2. Leaders don’t take shortcuts; they invest in doing the groundwork
When Liat Madnick, Einat Osztreicher Azuri and Galit Alkalay at Abbvie implemented an executive education program for 12 patient groups, they managed to achieve a staggering 92.8% attendance over the course of 9 seminars.
The reason patient groups showed up was because Madnick, Azuri and Alkalay took the time to personally engage each organization to understand their learning priorities before setting the seminar agenda. Once the program launched, they were also savvy enough to personalize each outreach, highlighting how each seminar would address specifically address organizational challenges.
3. Leaders find strength within weakness
Marianne Fraiture, Head of New Solution Development at UCB became inspired to try a hackathon to generate new service ideas for patients with epilepsy.
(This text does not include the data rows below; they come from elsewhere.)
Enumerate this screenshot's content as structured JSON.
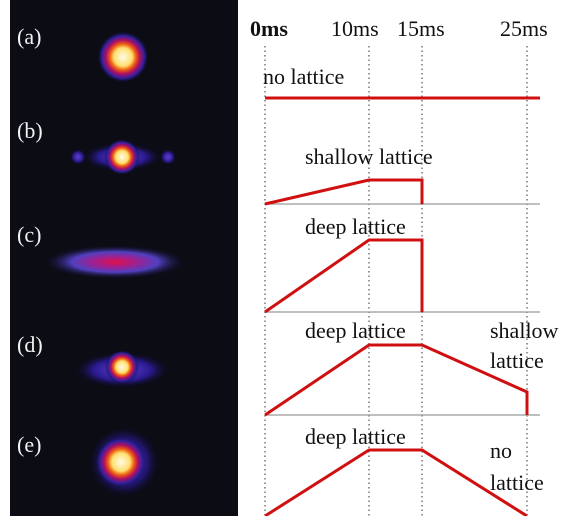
{
  "time_labels": [
    "0ms",
    "10ms",
    "15ms",
    "25ms"
  ],
  "panels": [
    {
      "label": "(a)",
      "annotations": [
        "no lattice"
      ]
    },
    {
      "label": "(b)",
      "annotations": [
        "shallow lattice"
      ]
    },
    {
      "label": "(c)",
      "annotations": [
        "deep lattice"
      ]
    },
    {
      "label": "(d)",
      "annotations": [
        "deep lattice",
        "shallow",
        "lattice"
      ]
    },
    {
      "label": "(e)",
      "annotations": [
        "deep lattice",
        "no",
        "lattice"
      ]
    }
  ]
}
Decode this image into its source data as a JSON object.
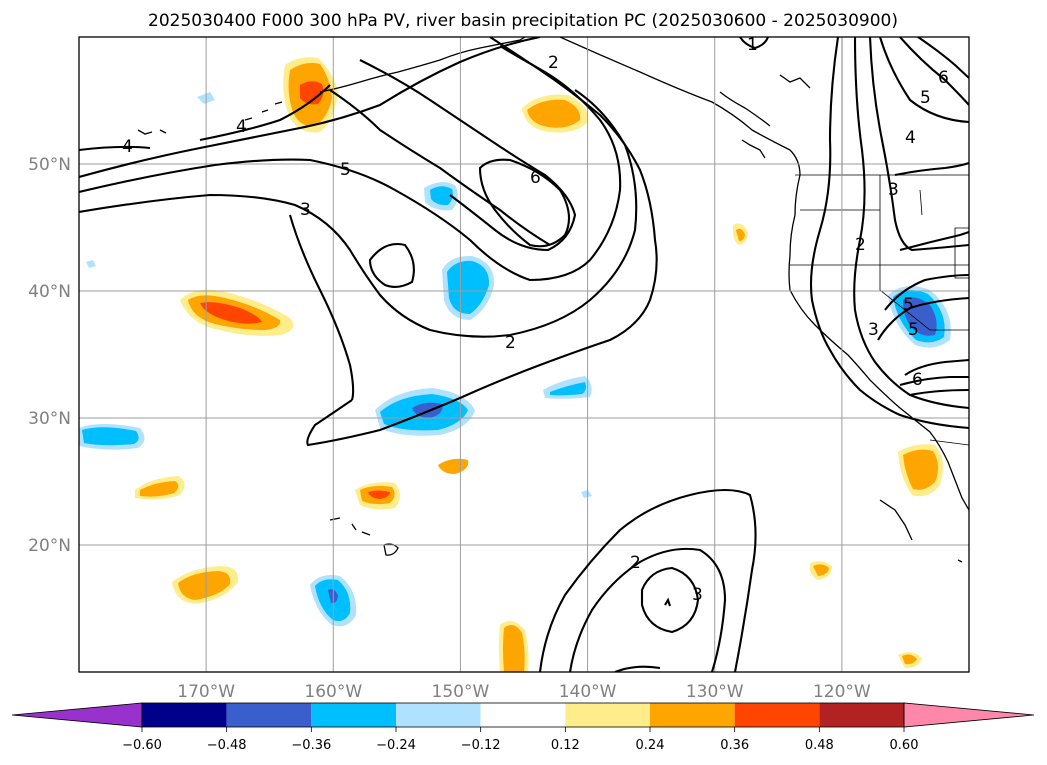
{
  "title": "2025030400 F000 300 hPa PV, river basin precipitation PC (2025030600 - 2025030900)",
  "map": {
    "lon_range": [
      -180,
      -110
    ],
    "lat_range": [
      10,
      60
    ],
    "lat_ticks": [
      {
        "value": 50,
        "label": "50°N"
      },
      {
        "value": 40,
        "label": "40°N"
      },
      {
        "value": 30,
        "label": "30°N"
      },
      {
        "value": 20,
        "label": "20°N"
      }
    ],
    "lon_ticks": [
      {
        "value": -170,
        "label": "170°W"
      },
      {
        "value": -160,
        "label": "160°W"
      },
      {
        "value": -150,
        "label": "150°W"
      },
      {
        "value": -140,
        "label": "140°W"
      },
      {
        "value": -130,
        "label": "130°W"
      },
      {
        "value": -120,
        "label": "120°W"
      }
    ],
    "gridlines": true,
    "pv_contour_labels": [
      "1",
      "2",
      "2",
      "2",
      "2",
      "3",
      "3",
      "3",
      "3",
      "4",
      "4",
      "4",
      "5",
      "5",
      "5",
      "5",
      "6",
      "6",
      "6"
    ]
  },
  "colorbar": {
    "orientation": "horizontal",
    "extend": "both",
    "ticks": [
      "−0.60",
      "−0.48",
      "−0.36",
      "−0.24",
      "−0.12",
      "0.12",
      "0.24",
      "0.36",
      "0.48",
      "0.60"
    ],
    "colors": [
      "#9932cc",
      "#00008b",
      "#3a5fcd",
      "#00bfff",
      "#b0e2ff",
      "#ffffff",
      "#ffec8b",
      "#ffa500",
      "#ff4500",
      "#b22222",
      "#ff88aa"
    ]
  }
}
Although common in other industries, it wasn’t an approach with precedence within pharma.
While Fraiture did not have a history of internal knowledge to draw on, she turned this to her advantage. Colleagues were excited to get involved in an innovative project, and by harnessing this enthusiasm, Fraiture managed to launch a transatlantic dual-city hackathon within just four months, with 125 participants from patients, family members, caregivers and digital experts.
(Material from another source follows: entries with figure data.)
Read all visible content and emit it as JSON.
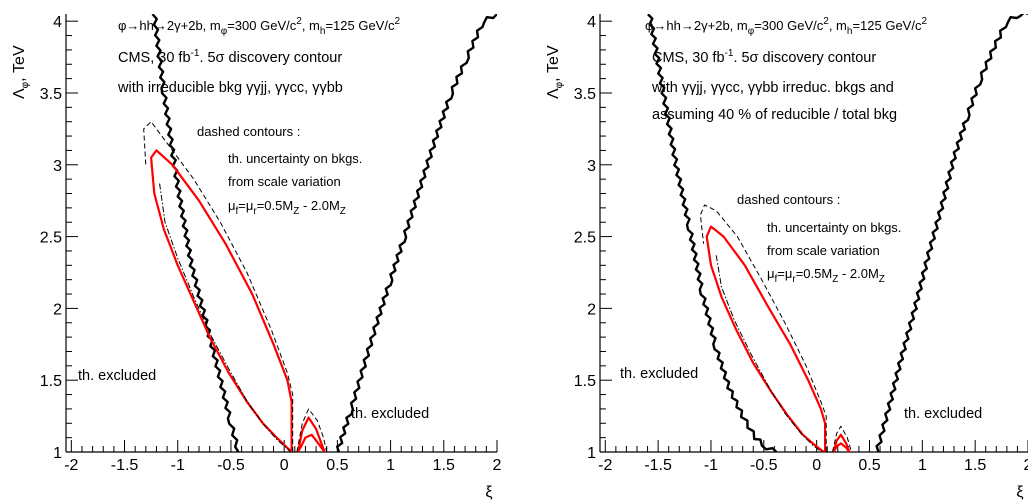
{
  "chart_data": [
    {
      "type": "line",
      "title": "",
      "xlabel": "ξ",
      "ylabel": "Λ_φ, TeV",
      "xlim": [
        -2.05,
        2.0
      ],
      "ylim": [
        1.0,
        4.05
      ],
      "x_ticks": [
        "-2",
        "-1.5",
        "-1",
        "-0.5",
        "0",
        "0.5",
        "1",
        "1.5",
        "2"
      ],
      "y_ticks": [
        "1",
        "1.5",
        "2",
        "2.5",
        "3",
        "3.5",
        "4"
      ],
      "y_tick_values": [
        1,
        1.5,
        2,
        2.5,
        3,
        3.5,
        4
      ],
      "x_tick_values": [
        -2,
        -1.5,
        -1,
        -0.5,
        0,
        0.5,
        1,
        1.5,
        2
      ],
      "process_label": {
        "base": "φ→hh→2γ+2b, m",
        "sub1": "φ",
        "mid": "=300 GeV/c",
        "sup1": "2",
        "mid2": ", m",
        "sub2": "h",
        "mid3": "=125 GeV/c",
        "sup2": "2"
      },
      "annotation_lines": [
        {
          "text": "CMS, 30 fb",
          "sup": "-1",
          "rest": ". 5σ discovery contour"
        },
        {
          "text": "with irreducible bkg γγjj, γγcc, γγbb",
          "sup": "",
          "rest": ""
        }
      ],
      "dashed_note": "dashed contours :",
      "uncertainty_lines": [
        "th. uncertainty on bkgs.",
        "from scale variation"
      ],
      "scale_line": {
        "a": "μ",
        "a_sub": "f",
        "b": "=μ",
        "b_sub": "r",
        "c": "=0.5M",
        "c_sub": "Z",
        "d": " - 2.0M",
        "d_sub": "Z"
      },
      "excluded_labels": [
        "th. excluded",
        "th. excluded"
      ],
      "series": [
        {
          "role": "excluded-boundary-left",
          "color": "#000000",
          "x": [
            -1.22,
            -1.13,
            -1.0,
            -0.87,
            -0.75,
            -0.63,
            -0.5,
            -0.43
          ],
          "y": [
            4.05,
            3.5,
            2.85,
            2.3,
            1.95,
            1.6,
            1.2,
            1.0
          ]
        },
        {
          "role": "excluded-boundary-right",
          "color": "#000000",
          "x": [
            0.5,
            0.63,
            0.75,
            0.87,
            1.0,
            1.13,
            1.28,
            1.43,
            1.57,
            1.72,
            1.87,
            2.0
          ],
          "y": [
            1.0,
            1.3,
            1.6,
            1.9,
            2.2,
            2.5,
            2.85,
            3.2,
            3.5,
            3.75,
            4.0,
            4.05
          ]
        },
        {
          "role": "discovery-contour",
          "color": "#ff0000",
          "x": [
            0.07,
            0.07,
            0.03,
            -0.1,
            -0.3,
            -0.55,
            -0.8,
            -1.05,
            -1.2,
            -1.25,
            -1.22,
            -1.13,
            -1.0,
            -0.85,
            -0.7,
            -0.52,
            -0.35,
            -0.2,
            -0.07,
            0.0,
            0.07
          ],
          "y": [
            1.0,
            1.35,
            1.5,
            1.75,
            2.1,
            2.45,
            2.75,
            3.0,
            3.1,
            3.05,
            2.8,
            2.55,
            2.3,
            2.05,
            1.8,
            1.55,
            1.35,
            1.2,
            1.1,
            1.05,
            1.0
          ]
        },
        {
          "role": "discovery-contour-small",
          "color": "#ff0000",
          "x": [
            0.13,
            0.17,
            0.23,
            0.3,
            0.35,
            0.38,
            0.33,
            0.26,
            0.2,
            0.16,
            0.13
          ],
          "y": [
            1.0,
            1.15,
            1.24,
            1.16,
            1.06,
            1.0,
            1.05,
            1.12,
            1.1,
            1.04,
            1.0
          ]
        },
        {
          "role": "dashed-contour-upper",
          "color": "#000000",
          "style": "dashed",
          "x": [
            0.08,
            0.08,
            0.03,
            -0.12,
            -0.35,
            -0.6,
            -0.85,
            -1.1,
            -1.25,
            -1.32,
            -1.3
          ],
          "y": [
            1.0,
            1.4,
            1.55,
            1.85,
            2.25,
            2.6,
            2.9,
            3.15,
            3.3,
            3.25,
            3.0
          ]
        },
        {
          "role": "dashed-contour-lower",
          "color": "#000000",
          "style": "dashdot",
          "x": [
            -1.17,
            -1.12,
            -1.0,
            -0.85,
            -0.68,
            -0.5,
            -0.33,
            -0.18,
            -0.06,
            0.02,
            0.06
          ],
          "y": [
            2.87,
            2.6,
            2.35,
            2.08,
            1.8,
            1.55,
            1.33,
            1.18,
            1.08,
            1.03,
            1.0
          ]
        },
        {
          "role": "dashed-contour-small",
          "color": "#000000",
          "style": "dashed",
          "x": [
            0.12,
            0.17,
            0.23,
            0.31,
            0.37,
            0.4
          ],
          "y": [
            1.0,
            1.2,
            1.3,
            1.22,
            1.1,
            1.0
          ]
        }
      ]
    },
    {
      "type": "line",
      "title": "",
      "xlabel": "ξ",
      "ylabel": "Λ_φ, TeV",
      "xlim": [
        -2.05,
        2.0
      ],
      "ylim": [
        1.0,
        4.05
      ],
      "x_ticks": [
        "-2",
        "-1.5",
        "-1",
        "-0.5",
        "0",
        "0.5",
        "1",
        "1.5",
        "2"
      ],
      "y_ticks": [
        "1",
        "1.5",
        "2",
        "2.5",
        "3",
        "3.5",
        "4"
      ],
      "y_tick_values": [
        1,
        1.5,
        2,
        2.5,
        3,
        3.5,
        4
      ],
      "x_tick_values": [
        -2,
        -1.5,
        -1,
        -0.5,
        0,
        0.5,
        1,
        1.5,
        2
      ],
      "process_label": {
        "base": "φ→hh→2γ+2b, m",
        "sub1": "φ",
        "mid": "=300 GeV/c",
        "sup1": "2",
        "mid2": ", m",
        "sub2": "h",
        "mid3": "=125 GeV/c",
        "sup2": "2"
      },
      "annotation_lines": [
        {
          "text": "CMS, 30 fb",
          "sup": "-1",
          "rest": ". 5σ discovery contour"
        },
        {
          "text": "with γγjj, γγcc, γγbb irreduc. bkgs and",
          "sup": "",
          "rest": ""
        },
        {
          "text": "assuming 40 % of reducible / total bkg",
          "sup": "",
          "rest": ""
        }
      ],
      "dashed_note": "dashed contours :",
      "uncertainty_lines": [
        "th. uncertainty on bkgs.",
        "from scale variation"
      ],
      "scale_line": {
        "a": "μ",
        "a_sub": "f",
        "b": "=μ",
        "b_sub": "r",
        "c": "=0.5M",
        "c_sub": "Z",
        "d": " - 2.0M",
        "d_sub": "Z"
      },
      "excluded_labels": [
        "th. excluded",
        "th. excluded"
      ],
      "series": [
        {
          "role": "excluded-boundary-left",
          "color": "#000000",
          "x": [
            -1.58,
            -1.45,
            -1.33,
            -1.2,
            -1.08,
            -0.95,
            -0.83,
            -0.7,
            -0.58,
            -0.47,
            -0.38
          ],
          "y": [
            4.05,
            3.5,
            3.0,
            2.55,
            2.1,
            1.72,
            1.45,
            1.25,
            1.1,
            1.03,
            1.0
          ]
        },
        {
          "role": "excluded-boundary-right",
          "color": "#000000",
          "x": [
            0.57,
            0.68,
            0.8,
            0.93,
            1.05,
            1.18,
            1.3,
            1.43,
            1.55,
            1.68,
            1.8,
            1.93,
            2.0
          ],
          "y": [
            1.0,
            1.3,
            1.65,
            2.0,
            2.35,
            2.7,
            3.05,
            3.35,
            3.6,
            3.82,
            4.0,
            4.05,
            4.05
          ]
        },
        {
          "role": "discovery-contour",
          "color": "#ff0000",
          "x": [
            0.08,
            0.08,
            0.04,
            -0.08,
            -0.25,
            -0.45,
            -0.68,
            -0.88,
            -1.0,
            -1.04,
            -1.0,
            -0.9,
            -0.76,
            -0.6,
            -0.43,
            -0.27,
            -0.13,
            -0.02,
            0.05,
            0.08
          ],
          "y": [
            1.0,
            1.2,
            1.3,
            1.5,
            1.75,
            2.0,
            2.3,
            2.5,
            2.57,
            2.5,
            2.3,
            2.08,
            1.85,
            1.62,
            1.42,
            1.25,
            1.12,
            1.05,
            1.01,
            1.0
          ]
        },
        {
          "role": "discovery-contour-small",
          "color": "#ff0000",
          "x": [
            0.16,
            0.19,
            0.23,
            0.28,
            0.31,
            0.28,
            0.23,
            0.19,
            0.16
          ],
          "y": [
            1.0,
            1.08,
            1.12,
            1.06,
            1.0,
            1.03,
            1.06,
            1.04,
            1.0
          ]
        },
        {
          "role": "dashed-contour-upper",
          "color": "#000000",
          "style": "dashed",
          "x": [
            0.09,
            0.09,
            0.04,
            -0.1,
            -0.3,
            -0.52,
            -0.75,
            -0.95,
            -1.06,
            -1.1,
            -1.07
          ],
          "y": [
            1.0,
            1.25,
            1.35,
            1.6,
            1.9,
            2.2,
            2.5,
            2.68,
            2.72,
            2.65,
            2.45
          ]
        },
        {
          "role": "dashed-contour-lower",
          "color": "#000000",
          "style": "dashdot",
          "x": [
            -0.95,
            -0.9,
            -0.78,
            -0.62,
            -0.45,
            -0.3,
            -0.15,
            -0.04,
            0.03,
            0.07
          ],
          "y": [
            2.37,
            2.15,
            1.92,
            1.68,
            1.45,
            1.27,
            1.13,
            1.05,
            1.01,
            1.0
          ]
        },
        {
          "role": "dashed-contour-small",
          "color": "#000000",
          "style": "dashed",
          "x": [
            0.15,
            0.19,
            0.23,
            0.29,
            0.33
          ],
          "y": [
            1.0,
            1.13,
            1.18,
            1.1,
            1.0
          ]
        }
      ]
    }
  ]
}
Marianne’s message to other innovators is that you must find a delicate balance between structure and flexibility. With so many participants, stakeholders appreciate clear guidelines on what they were and weren’t needed for, while on the other hand, the program needed enough freedom to change direction in response to customer desires.
4. Leaders find new ways to excite and engage with the customer
Nominee Samantha Clark, Regional Business Manager at UCB realized that customers had become fatigued with the format of HCP meetings so challenged her team to develop a totally new approach. This inspired her group to launch ‘Redesigning Rheumatology', multi-disciplinary sessions that asked customers to brainstorm new solutions for Rheumatology patients. With HCPs bought in and contributing from the beginning, it also laid the foundation for the HCP-Pharma partnerships that would be needed to bring a new service model to life.
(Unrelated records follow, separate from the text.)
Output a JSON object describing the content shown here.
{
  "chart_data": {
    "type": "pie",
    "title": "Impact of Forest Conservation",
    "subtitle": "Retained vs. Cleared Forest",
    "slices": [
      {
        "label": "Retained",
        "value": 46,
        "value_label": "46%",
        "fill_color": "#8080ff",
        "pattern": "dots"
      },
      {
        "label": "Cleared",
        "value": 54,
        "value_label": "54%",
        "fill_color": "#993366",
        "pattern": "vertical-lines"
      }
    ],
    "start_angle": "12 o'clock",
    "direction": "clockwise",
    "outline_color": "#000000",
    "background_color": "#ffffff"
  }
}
Siobhan Southam, the Communications Lead at AstraZeneca, was another innovator to experiment with new engagement models, in her work to design services for patients with gout. Southam partnered with Createhealth.io to implement a research program that crowdsourced insights through offline and online channels and was able to recruit panelists not typically reached by market research.
In addition to delivering insights, this approach brought unexpected benefits. Patients connected with each other and found support from others that shared their condition. Southam’s team were happily surprised to receive outreach from patients thanking them for starting this conversation.
We take these stories as compelling evidence that pharma’s executives have so many opportunities to improve the customer experience without compromising on profit. For leaders like Southam, these business objectives are just the baseline; there is always a way to deliver more value to the customer.